K Venkatesan Iyer shared

Dear Ilaria,

Thanks for the elaborate and nice summary of our work and insightful questions. Here are our responses to your questions:

  1. The notion that size determination is regulated by mechanical feedback has been proposed extensively, particularly for development of the Drosophila wing disc, but the underlying mechanisms have not been fully unravelled. Could the regulation of Lamin A/C via cell packing be involved? Have you quantified Lamin C as the wing grows to compare levels in the centre and periphery of the wing pouch?

It would be interesting to explore this idea that regulation of levels of Lamin A/C could be the underlying mechanism of the mechanical feedback between cell packing and wing size. Measuring the levels of Lamin C spatially in Drosophila wing disc during development would be very informative to address this question. But the existing protein trap lines available do not have a very strong GFP expression of Lamin C in the wing disc.
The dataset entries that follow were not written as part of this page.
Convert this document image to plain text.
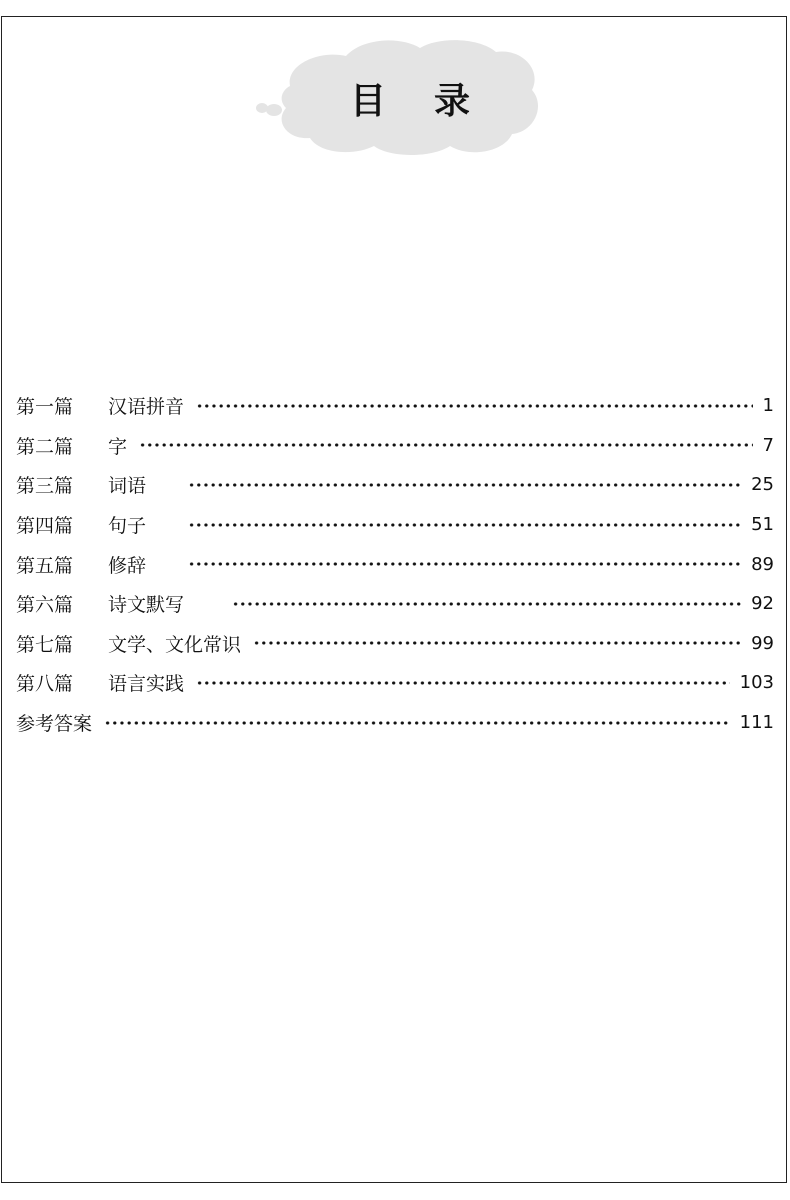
目 录
第一篇	汉语拼音	1
第二篇	字	7
第三篇	词语	25
第四篇	句子	51
第五篇	修辞	89
第六篇	诗文默写	92
第七篇	文学、文化常识	99
第八篇	语言实践	103
参考答案	111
Generating a CRISPR mediated endogenously tagged LaminC GFP fly line would the best approach. Though it is beyond the scope of the current work, we have plans of pursuing this in our future work.

  1. The authors investigate Lamin A/C regulation in MDCK tissues cultured on collagen I coated glass dishes in what they say is an ECM independent environment. How can you dismiss the effect of the stiffness of the glass on Lamin A/C levels? Could you tune substrate stiffness to ensure that it does not contribute to Lamin A/C regulation?

It is an interesting question. In our work we are not dismissing the effect of stiffness of glass on Lamin A/C levels. In our experiments we have cultured cells in low and high density on cover glass coated with same concentration of collagen. This ensures that cells in low and high density cultures are exposed to the same concentration of collagen and the same stiffness of glass. The only difference between these cultures is the packing of cells. Thus, the design of the experiment makes Lamin A/C levels ECM and stiffness independent. The idea of tuning the ECM stiffness is interesting. This is an ongoing work in the lab to grow these cells on PDMS gels of varying stiffness and compare the Lamin A levels in the low density and high density cultures.